Regular readers will know that I support a shift in the nature of taxation, away from the taxation of wealth creation and towards the taxation of accumulated wealth. I think it's the policy position I hold which is most unpopular with readers! In particular I support extra council tax bands for larger properties and a special tax on the sale of large properties. Many people got wealthy during the boom years not because of great ingenuity on their part or through hard work but because they invested in Britain's highly state regulated property market. They benefited from state intervention and that benefit should now be taxed by state intervention.
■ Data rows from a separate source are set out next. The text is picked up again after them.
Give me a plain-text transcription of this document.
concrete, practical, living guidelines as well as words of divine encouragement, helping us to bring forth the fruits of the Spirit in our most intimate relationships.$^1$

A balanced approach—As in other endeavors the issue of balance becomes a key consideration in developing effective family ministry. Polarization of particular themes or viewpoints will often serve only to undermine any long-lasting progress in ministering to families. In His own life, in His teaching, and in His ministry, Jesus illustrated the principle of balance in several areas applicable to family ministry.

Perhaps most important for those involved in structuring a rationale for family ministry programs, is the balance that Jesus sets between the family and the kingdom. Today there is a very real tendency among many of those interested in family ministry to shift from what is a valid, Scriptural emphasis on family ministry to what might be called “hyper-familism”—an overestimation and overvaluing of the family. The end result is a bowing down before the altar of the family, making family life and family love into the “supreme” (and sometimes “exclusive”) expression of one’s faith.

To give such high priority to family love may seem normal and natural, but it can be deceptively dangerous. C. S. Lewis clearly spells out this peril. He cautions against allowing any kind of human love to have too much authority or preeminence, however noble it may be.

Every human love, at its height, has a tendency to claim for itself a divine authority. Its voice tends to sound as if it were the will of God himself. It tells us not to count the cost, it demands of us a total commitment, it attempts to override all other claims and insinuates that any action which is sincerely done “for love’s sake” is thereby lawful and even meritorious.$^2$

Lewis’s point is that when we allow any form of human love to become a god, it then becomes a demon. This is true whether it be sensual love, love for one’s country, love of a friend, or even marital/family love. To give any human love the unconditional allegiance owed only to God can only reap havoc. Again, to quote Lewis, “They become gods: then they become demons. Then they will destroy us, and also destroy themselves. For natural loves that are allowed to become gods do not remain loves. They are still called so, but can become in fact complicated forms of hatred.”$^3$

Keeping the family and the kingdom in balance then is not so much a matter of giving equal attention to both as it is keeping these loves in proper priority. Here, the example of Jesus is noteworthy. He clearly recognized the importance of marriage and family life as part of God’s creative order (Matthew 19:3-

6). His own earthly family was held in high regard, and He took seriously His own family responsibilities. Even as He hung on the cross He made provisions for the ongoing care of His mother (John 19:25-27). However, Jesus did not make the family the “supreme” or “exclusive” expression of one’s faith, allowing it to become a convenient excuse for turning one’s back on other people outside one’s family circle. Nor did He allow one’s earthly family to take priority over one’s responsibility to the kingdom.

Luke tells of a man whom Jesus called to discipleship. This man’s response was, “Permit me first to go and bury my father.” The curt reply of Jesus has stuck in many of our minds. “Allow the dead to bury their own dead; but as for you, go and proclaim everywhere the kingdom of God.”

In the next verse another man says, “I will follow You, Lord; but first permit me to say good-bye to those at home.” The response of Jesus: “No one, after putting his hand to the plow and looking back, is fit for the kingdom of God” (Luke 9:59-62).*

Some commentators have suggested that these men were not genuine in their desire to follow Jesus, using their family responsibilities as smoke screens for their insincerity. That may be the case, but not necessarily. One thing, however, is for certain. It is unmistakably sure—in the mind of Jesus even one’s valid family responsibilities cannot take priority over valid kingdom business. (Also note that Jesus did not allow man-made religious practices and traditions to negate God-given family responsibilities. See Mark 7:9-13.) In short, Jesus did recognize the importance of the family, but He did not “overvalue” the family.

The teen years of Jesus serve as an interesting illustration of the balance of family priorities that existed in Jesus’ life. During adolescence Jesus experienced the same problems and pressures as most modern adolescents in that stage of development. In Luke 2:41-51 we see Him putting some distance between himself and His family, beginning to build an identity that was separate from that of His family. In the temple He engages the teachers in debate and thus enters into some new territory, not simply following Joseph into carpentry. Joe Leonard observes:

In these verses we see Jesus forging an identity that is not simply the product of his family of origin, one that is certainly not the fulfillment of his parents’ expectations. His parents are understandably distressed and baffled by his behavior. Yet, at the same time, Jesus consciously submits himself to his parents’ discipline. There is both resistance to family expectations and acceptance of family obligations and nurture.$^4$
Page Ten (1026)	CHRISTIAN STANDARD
I don't want to confiscate all of their gain - or even most of it - but I think it's right that the propertied wealthy make a bigger contribution to the Exchequer.

I want the Conservative Party to get into this debate for three big reasons:
  • Wealth taxes (especially on property) are harder to avoid than income taxes.
  • If there is going to be higher wealth taxes - and there is considerable public support for them - then they need to satisfy three key criteria:
    • They should be levied at a reasonable rather than a socialist rate;
    • They should replace other more harmful taxes (especially income taxes) and not be used to simply increase the size of government;
    • As much as possible they should be imposed on flows rather than stocks of wealth (sales of expensive properties rather than annual mansion tax-style levies).
  • Wealth taxes are part of a huge fairness agenda. Not just fairness between the wealthy and those without but about the tax burden between north and south and between the old and the young. A reasonable wealth tax can be used by the Conservative Party to signal that we are not the party of the privileged and already propertied in the South East but also the party of the young northern entrepreneur* or homebuyer who is starting out in life. More taxes on mansion owners in the south to fund less taxes on younger people starting out in life. If the Conservative Party embraces such a policy it's the nearest thing we have to a Clause IV moment.

On this subject by the way it's worth reading yesterday's Deep End blog. The Deep End editor argued that we should be more worried about state subsidies for the rich rather than making the rich pay. I agree with that too.

* Paul Goodman writes at length today about our northern challenge.